De même, si le dirigeant peut subir des sanctions professionnelles, telles que la faillite personnelle (C. com. art. L 653-5 ; H. Matsopoulou, précité) ou l’interdiction de diriger ou contrôler une entreprise ou une personne morale (C. com. art. L 653-8 ; H. Matsopoulou, Réflexions sur la faillite personnelle et l’interdiction de gérer : D. 2007 p. 104), elles ne seront pas encourues en présence de fautes de gestion. En revanche, le dirigeant qui, par ses fautes de gestion, aura causé une insuffisance d’actif peut voir sa responsabilité engagée (C. com. art. L 651-2).

Les sanctions financières

Action en insuffisance d’actif et comblement de passif, ou comment faire payer le dirigeant personnellement

Conclusion

La recherche d’un équilibre entre impunité et excès de sanction semble ainsi avoir conduit à davantage de sévérité lorsque la société est en difficulté, tout en tenant compte de l’impossibilité pour un dirigeant d’être irréprochable. Les fautes de gestion les moins graves ne conduiront ainsi pas à sa condamnation, si bien qu’un juste équilibre semble avoir été trouvé par le législateur entre sanction de celui qui commet une faute et protection de celui qui prend des risques. De plus, le danger reste relatif pour le dirigeant, car il est fréquent que la responsabilité pour insuffisance d’actif du dirigeant fasse partie des risques compris dans l’assurance de responsabilité des mandataires (CA Paris 29-10-2020 no 19/23022).

En conclusion, l’examen des sanctions encourues par le dirigeant d’une société révèle que, si la faute de gestion peut conduire à des sanctions, le dirigeant demeure néanmoins protégé. Un équilibre favorable au dirigeant a donc été trouvé entre les risques d’une impunité et ceux d’un excès de sanction.

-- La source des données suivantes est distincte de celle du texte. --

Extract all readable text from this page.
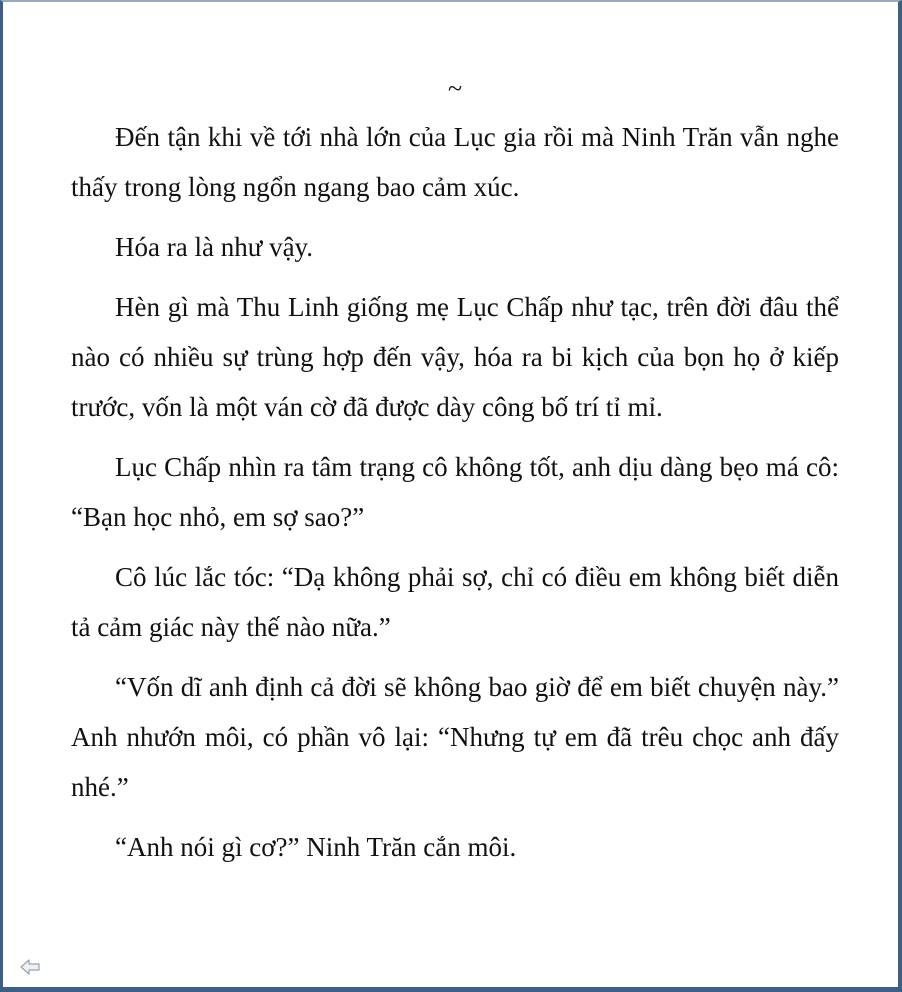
~

Đến tận khi về tới nhà lớn của Lục gia rồi mà Ninh Trăn vẫn nghe thấy trong lòng ngổn ngang bao cảm xúc.

Hóa ra là như vậy.

Hèn gì mà Thu Linh giống mẹ Lục Chấp như tạc, trên đời đâu thể nào có nhiều sự trùng hợp đến vậy, hóa ra bi kịch của bọn họ ở kiếp trước, vốn là một ván cờ đã được dày công bố trí tỉ mỉ.

Lục Chấp nhìn ra tâm trạng cô không tốt, anh dịu dàng bẹo má cô: “Bạn học nhỏ, em sợ sao?”

Cô lúc lắc tóc: “Dạ không phải sợ, chỉ có điều em không biết diễn tả cảm giác này thế nào nữa.”

“Vốn dĩ anh định cả đời sẽ không bao giờ để em biết chuyện này.” Anh nhướn môi, có phần vô lại: “Nhưng tự em đã trêu chọc anh đấy nhé.”

“Anh nói gì cơ?” Ninh Trăn cắn môi.
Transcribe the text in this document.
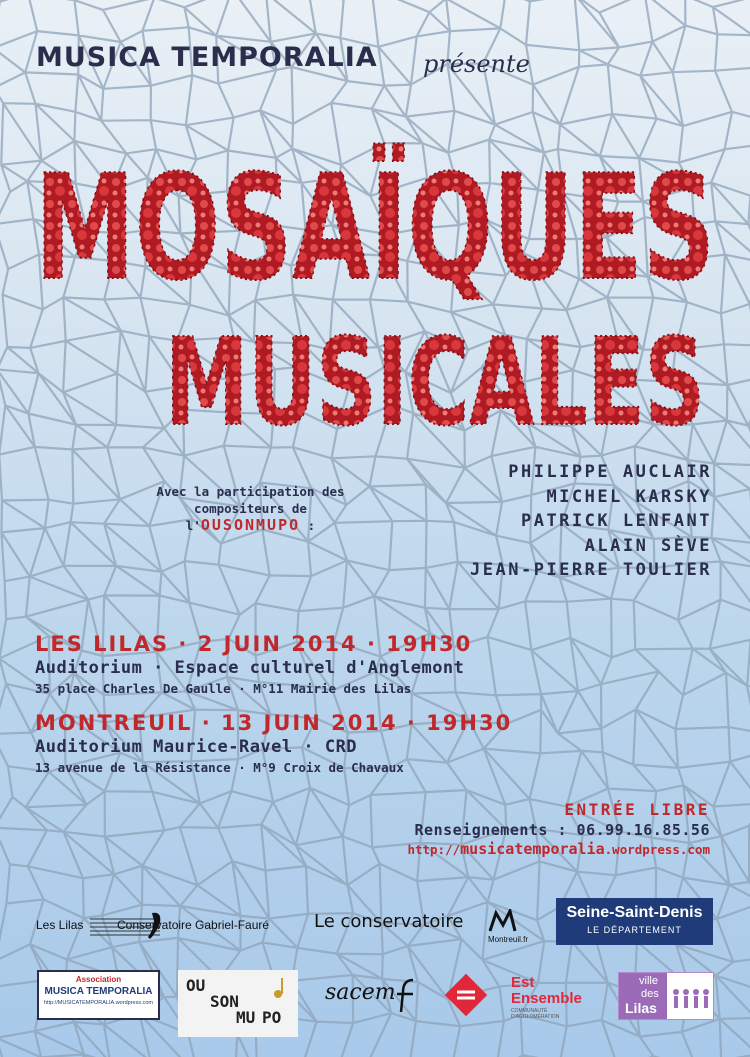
MUSICA TEMPORALIA présente
MOSAÏQUES
MUSICALES
Avec la participation des
compositeurs de
l'OUSONMUPO :
PHILIPPE AUCLAIR
MICHEL KARSKY
PATRICK LENFANT
ALAIN SÈVE
JEAN-PIERRE TOULIER
LES LILAS · 2 JUIN 2014 · 19H30
Auditorium · Espace culturel d'Anglemont
35 place Charles De Gaulle · M°11 Mairie des Lilas
MONTREUIL · 13 JUIN 2014 · 19H30
Auditorium Maurice-Ravel · CRD
13 avenue de la Résistance · M°9 Croix de Chavaux
ENTRÉE LIBRE
Renseignements : 06.99.16.85.56
http://musicatemporalia.wordpress.com
Les Lilas	Conservatoire Gabriel-Fauré Le conservatoire
Montreuil.fr
Seine-Saint-Denis
LE DÉPARTEMENT
Association
MUSICA TEMPORALIA
http://MUSICATEMPORALIA.wordpress.com
OU
SON
MU PO
sacem	Est
Ensemble
COMMUNAUTÉ
D'AGGLOMÉRATION
ville
des
Lilas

Mais une sanction d’un nouveau genre, le « name and shame » , pourrait être en passe de bouleverser cet équilibre. Issue de la sphère publique, cette sanction pourrait s’appliquer en matière de faute de gestion tant on constate ces dernières années un glissement de la dénonciation numérique des sanctions vers la dénonciation des seuls manquements (J. Jombart, La sanction numérique du « name and shame » en droit des affaires : Dalloz actu du 4-2-2022) quand bien même ils ne seraient pas juridiquement sanctionnés ou sanctionnables. Des fautes de gestion, des pratiques peu vertueuses ou encore des manquements à des règles de soft law peuvent conduire des dirigeants au pilori médiatique (sur les dérives potentielles du « name and shame », voir J. Bombadier, Le « name and shame » ou la nouvelle épée de Damoclès des entreprises : Option finance no 1488, 3-12-2018) et contraindre les sociétés à davantage de sévérité à leur égard.